Homeowners concerned about securing finance post-MMR

UK homeowners remain very confident that property values will continue to rise over the second half of this year, but are concerned about mortgage availability as a result of new lending criteria following the Mortgage Market Review.

Related topics:  Mortgages
Amy Loddington
29th July 2014
Mortgages

According to the latest Zoopla Housing Market Sentiment Survey, 92% of homeowners surveyed expect UK property prices to increase over the next six months, slightly down from a four year high of 95% earlier this year. And amongst the 7,810 homeowners surveyed by Zoopla, the average prediction for house price growth over the remainder of the year currently stands at 7.6%.

The Mortgage Market Review and associated new lending rules have both slowed down the mortgage application process and made securing finance more difficult – with 40% of those surveyed saying that securing a mortgage is now harder than it was three months ago. Despite that, 79% of UK homeowners plan to spend at least the same or more on home improvements over the next year compared to last year.  

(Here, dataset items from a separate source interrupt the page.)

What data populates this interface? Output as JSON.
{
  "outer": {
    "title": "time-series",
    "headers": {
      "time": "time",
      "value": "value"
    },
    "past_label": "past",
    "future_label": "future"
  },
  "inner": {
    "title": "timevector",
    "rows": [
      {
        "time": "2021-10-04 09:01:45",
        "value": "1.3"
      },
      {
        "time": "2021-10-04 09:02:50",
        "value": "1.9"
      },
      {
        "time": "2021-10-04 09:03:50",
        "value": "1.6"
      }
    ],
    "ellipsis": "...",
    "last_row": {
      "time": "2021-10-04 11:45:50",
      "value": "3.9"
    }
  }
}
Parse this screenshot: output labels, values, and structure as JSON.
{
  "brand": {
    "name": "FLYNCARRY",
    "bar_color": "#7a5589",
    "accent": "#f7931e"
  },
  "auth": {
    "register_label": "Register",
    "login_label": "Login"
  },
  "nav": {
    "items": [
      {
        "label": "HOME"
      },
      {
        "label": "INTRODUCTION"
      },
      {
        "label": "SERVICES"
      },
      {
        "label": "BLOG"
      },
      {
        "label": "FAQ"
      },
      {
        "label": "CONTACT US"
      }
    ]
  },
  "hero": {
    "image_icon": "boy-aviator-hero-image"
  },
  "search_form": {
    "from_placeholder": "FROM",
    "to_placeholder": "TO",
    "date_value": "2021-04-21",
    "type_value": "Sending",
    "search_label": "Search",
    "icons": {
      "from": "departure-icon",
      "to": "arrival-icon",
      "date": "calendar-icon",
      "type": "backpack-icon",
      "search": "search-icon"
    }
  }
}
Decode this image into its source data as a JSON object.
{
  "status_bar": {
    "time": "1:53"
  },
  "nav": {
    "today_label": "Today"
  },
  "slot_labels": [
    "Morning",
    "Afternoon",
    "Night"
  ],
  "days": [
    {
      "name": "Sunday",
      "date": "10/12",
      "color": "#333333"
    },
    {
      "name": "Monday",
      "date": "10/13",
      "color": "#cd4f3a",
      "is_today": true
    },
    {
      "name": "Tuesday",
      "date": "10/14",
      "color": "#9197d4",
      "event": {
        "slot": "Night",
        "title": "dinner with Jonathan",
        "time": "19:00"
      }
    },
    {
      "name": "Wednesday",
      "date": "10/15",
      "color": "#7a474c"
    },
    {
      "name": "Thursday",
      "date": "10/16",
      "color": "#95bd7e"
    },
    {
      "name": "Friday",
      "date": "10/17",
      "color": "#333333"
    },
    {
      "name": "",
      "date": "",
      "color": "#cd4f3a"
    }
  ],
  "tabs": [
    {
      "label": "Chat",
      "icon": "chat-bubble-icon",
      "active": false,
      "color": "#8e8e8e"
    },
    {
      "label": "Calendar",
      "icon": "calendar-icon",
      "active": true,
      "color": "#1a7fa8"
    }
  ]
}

For the first time in a long time, London homeowners are not the most confident across the country about house price rises in their area. The South East, the South West, the East of England and the West Midlands have all overtaken the capital in terms of homeowner confidence. With London prices having moved up so far and fast, the proportion of homeowners in the capital who expect prices to rise over the next six months has fallen from 98% to 92% over the last three months.

Lawrence Hall of Zoopla.co.uk commented:

“After months of consistent growth in the capital’s property market we are now seeing a slight increase in caution among London’s homeowners. More broadly, securing a mortgage appears to be getting harder now that MMR has caused lenders to be more rigorous with their lending criteria and approval process.”